Vivre avec un enfant handicapé mental, qui a des troubles autistiques, est une lutte de chaque instant – pour vivre, tout simplement. Les handicaps de Samy imposent une surveillance constante. Il s’est beaucoup automutilé. La nuit, il dormait peu. Moi, j’étais une maman seule avec deux enfants, et je devais lui imposer mon quotidien de maman qui travaille. Certaines nuits, je passais plusieurs heures à lui tenir les membres pour qu’il ne s’automutile pas. Quand on n’a pas vécu cela, on ne peut comprendre la douleur d’une maman qui doit avoir ces gestes… Seule, j’ai aussi assumé pendant des années de l’emmener aux nombreux rendez-vous médicaux : le psychologue, le kinésithérapeute, etc. Pour un autiste qui a besoin d’une routine fixe, c’est un calvaire. Il se mettait sans arrêt en danger. 

Après huit ans d’épreuves, j’ai eu la grande chance de trouver un établissement qui accepte de l’accueillir – mais à l’autre bout de la France. Moi, je vis à Paris. Samy, lui, a été pris en charge à l’hôpital San Salvadour de Hyères pendant plusieurs années. Et depuis le mois de janvier 2020, j’ai trouvé une maison spécialisée, également dans le Sud de la France. 

Ces établissements l’ont accepté avec beaucoup de générosité ; personne n’en voulait. Beaucoup d’autres m’ont claqué la porte au nez. Samy n’est pas autonome. Il nécessite trop de soins. On l’a jugé trop bruyant et trop violent.

La maison spécialisée où il vit maintenant a tout changé pour lui. C’est à taille humaine : ils ne sont que quatorze. Chacun a sa chambre, l’accès à un jardin et à des activités. Samy reçoit tous ses soins sur place. Le week-end dernier, je suis allée le voir. Il était si détendu, si ouvert sur le monde ! Pour la première fois, il est resté à table en même temps que moi pour déjeuner. Il a mangé tout ce que je lui ai présenté. On s’est promenés. Il souriait, il prenait ma main. Tous les quinze mètres, je lui disais : « Stop, Samy ! C’est l’heure du câlin ! » et on s’est fait des câlins. Cela peut paraître banal ; ce sont des moments que je n’avais jamais pu avoir auparavant. Je sais qu’enfin, dans cette maison, il est dans un endroit qui lui convient. Il a sa propre chambre. Il sait qu’il peut s’isoler pour se calmer, puis revenir vers le monde. Le rêve, bien sûr, serait d’avoir trouvé un tel établissement à côté de chez moi.

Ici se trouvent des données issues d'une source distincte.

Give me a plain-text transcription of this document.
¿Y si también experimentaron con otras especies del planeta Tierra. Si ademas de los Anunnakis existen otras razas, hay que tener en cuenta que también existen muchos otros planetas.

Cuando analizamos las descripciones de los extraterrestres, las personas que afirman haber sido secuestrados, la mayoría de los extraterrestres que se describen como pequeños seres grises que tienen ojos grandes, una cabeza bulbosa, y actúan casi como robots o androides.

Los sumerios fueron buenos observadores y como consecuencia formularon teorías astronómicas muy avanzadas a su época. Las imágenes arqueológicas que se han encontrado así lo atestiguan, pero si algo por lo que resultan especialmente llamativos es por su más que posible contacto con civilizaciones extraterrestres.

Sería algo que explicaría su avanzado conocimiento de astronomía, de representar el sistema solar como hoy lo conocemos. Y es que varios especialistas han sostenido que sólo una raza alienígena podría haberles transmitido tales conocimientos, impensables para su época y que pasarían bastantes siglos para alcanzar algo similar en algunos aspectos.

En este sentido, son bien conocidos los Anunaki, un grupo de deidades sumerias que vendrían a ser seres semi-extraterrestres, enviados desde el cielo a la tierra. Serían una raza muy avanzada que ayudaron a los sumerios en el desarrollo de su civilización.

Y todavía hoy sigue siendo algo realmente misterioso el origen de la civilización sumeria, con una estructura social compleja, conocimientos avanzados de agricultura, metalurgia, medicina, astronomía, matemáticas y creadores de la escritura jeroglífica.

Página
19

Pour des cas comme celui de mon fils, tout reste à faire en matière de politiques publiques. Il faut des maisons d’accueil à taille humaine sur tout le territoire. Il faut des personnes formées. Il faut débloquer des fonds d’urgence pour créer ces lieux de vie adaptés. Et il faut tendre la main aux parents, qui sont dans une souffrance indicible. Quatre familles sur cinq sont des familles monoparentales. La plupart du temps, la maman reste seule. Elle doit faire face au handicap ; et elle doit travailler pour survivre. La société, en général, ne connaît pas ces enfants-là. Elle ne les voit pas. Il faut désormais qu’on les voie et qu’on les entende.